Yapılmış Johny’e Uyar mı Ali’ye!

Son zamanlarda en sık duyduğumuz ve sanırım artık hepimizin kanıksadığı cümle “Hiçbir şey eskisi gibi olmayacak!”. Birçok otoriteye göre yeni çağ, teknoloji çağı, inovasyon çağı, dijital çağ, yeni norm ve normalleri oluşturma çağındayız.

Peki size bir soru, bir şirkete teknoloji yatırımı yapmak tek başına medeniyeti getiriyor mu? Teknoloji tek dişi kalmış canavar mı gerçekten? Bugüne kadar teknoloji yatırımı yapan tüm şirketler sadece yüklü bir satın alma maliyetini ödediklerinde her şeyi kolaylıkla çözebildiler mi? Hep esprisi yapıldığı gibi, geriye sadece birkaç tuşa basmak mı kalıyor☺.  Evet haklısınız elbette hayır. 

Benim gördüğüm bir çok örnekte, uzun yıllar süreç ve sistem olmadan tamamen kişilere bağlı olarak yönetilen şirketlerin en sık düştükleri hata teknolojiyi kullanacak kişilerin oryantasyonu ve ekip olarak çalışma dinamiklerinin yenilenmesi adımını geçiştiriyor olmaları. Veya ekibin oryantasyonu denilince, bunun sadece ekibe programı nasıl kullanacaklarını anlatan teknik bir eğitim aldırmak olduğu düşünülüyor. Teknolojiye büyük yatırım yapmayı göze alan şirketler konu ekibin yeni iş yapma alışkanlıklarıyla başlayan bir sürece hazırlanmasına gelince neden zaman ve para harcamaktan kaçınıyorlar? Bence bunun maliyetini aksayan veya geciken teknoloji kullanımı veya sahiplenilmediği için bir köşede kalan yatırımlarla daha büyük tutarda ödüyorlar. 

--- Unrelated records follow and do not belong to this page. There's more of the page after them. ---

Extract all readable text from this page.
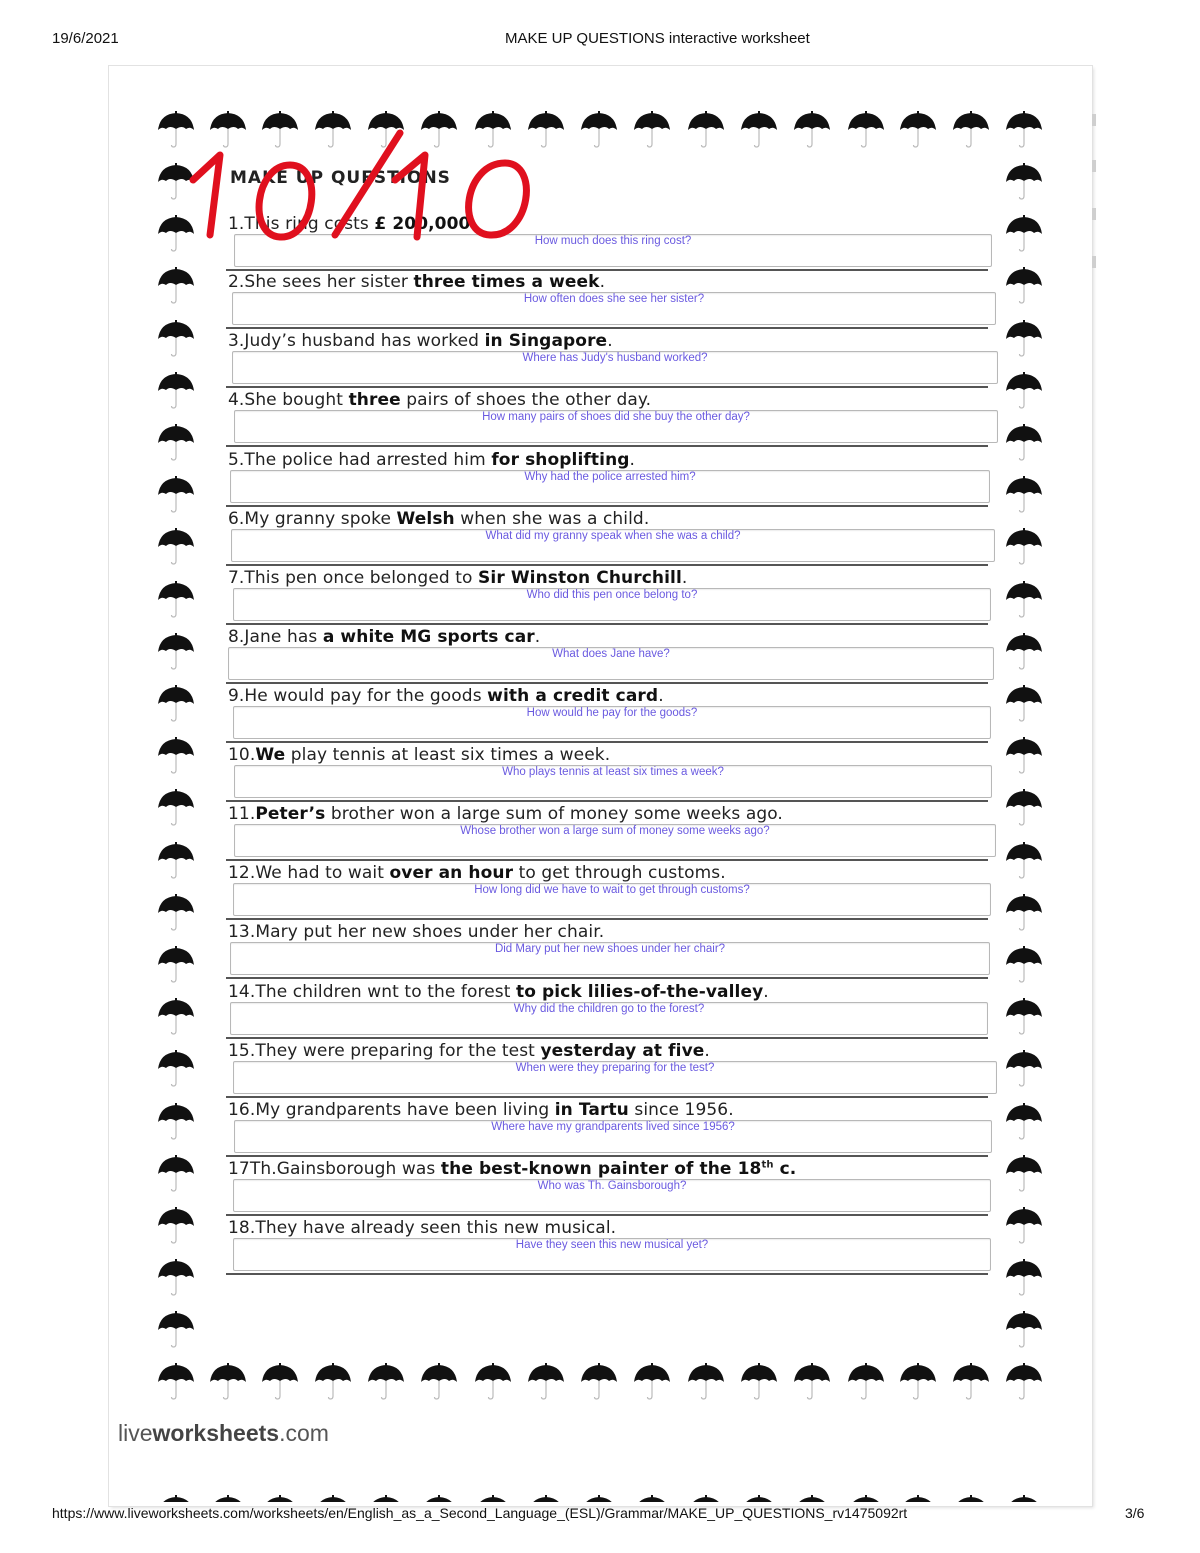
19/6/2021	MAKE UP QUESTIONS interactive worksheet
MAKE UP QUESTIONS
1.This ring costs £ 200,000.
How much does this ring cost?
2.She sees her sister three times a week.
How often does she see her sister?
3.Judy’s husband has worked in Singapore.
Where has Judy's husband worked?
4.She bought three pairs of shoes the other day.
How many pairs of shoes did she buy the other day?
5.The police had arrested him for shoplifting.
Why had the police arrested him?
6.My granny spoke Welsh when she was a child.
What did my granny speak when she was a child?
7.This pen once belonged to Sir Winston Churchill.
Who did this pen once belong to?
8.Jane has a white MG sports car.
What does Jane have?
9.He would pay for the goods with a credit card.
How would he pay for the goods?
10.We play tennis at least six times a week.
Who plays tennis at least six times a week?
11.Peter’s brother won a large sum of money some weeks ago.
Whose brother won a large sum of money some weeks ago?
12.We had to wait over an hour to get through customs.
How long did we have to wait to get through customs?
13.Mary put her new shoes under her chair.
Did Mary put her new shoes under her chair?
14.The children wnt to the forest to pick lilies-of-the-valley.
Why did the children go to the forest?
15.They were preparing for the test yesterday at five.
When were they preparing for the test?
16.My grandparents have been living in Tartu since 1956.
Where have my grandparents lived since 1956?
17Th.Gainsborough was the best-known painter of the 18th c.
Who was Th. Gainsborough?
18.They have already seen this new musical.
Have they seen this new musical yet?
liveworksheets.com
https://www.liveworksheets.com/worksheets/en/English_as_a_Second_Language_(ESL)/Grammar/MAKE_UP_QUESTIONS_rv1475092rt	3/6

Bir de teknolojiye veya yeni bir sisteme oldukça uç, iki farklı bakış açısı olduğunu söyleyebilirim. Biri, teknolojinin salt menşeini sorgulayanlar “Elin yabancıları için bu sistemler tasarlanmış, işe yarayabilir, ancak burası Türkiye, bize nasıl olacak da uyacak bu sistem” zihniyeti. Yani yapılmış Johny’e uymaz Ali’ye diyenler. Diğeri salt yabancı bir sistem veya teknoloji olduğu için, birçok başka detayı gözardı edip, şirketi için en iyisi olduğuna karar verenler. Her ikisine de katılmıyorum. Sistem ya da teknolojinin A+ bir ürün veya çözüm olması sizce şirketiniz için en iyi seçenek olduğunu gösterir mi?  Ayrıca her şirketin onu bugünlere taşıyan bir işletme hafızası, yazılı veya alışılagelmiş iş akış temayülleri varken, olması gereken bunu tamamen sıfırlamak mı? Mevcudun iyileştirilmesi ve güçlü yönlerin daha verimli yönetilmesi değil midir temel amaç. 

Teknoloji yatırımı kadar, onun şirketin ihtiyacına yönelik en doğru seçenek olduğunun değerlendirilmesi ve tüm ekibe entegrasyonu, değişimin insani boyutunun yönetimi en az teknolojinin kendisi kadar önemli ve kritik. Birçok işletmede görüyorum ki süreç burada tıkanıyor. 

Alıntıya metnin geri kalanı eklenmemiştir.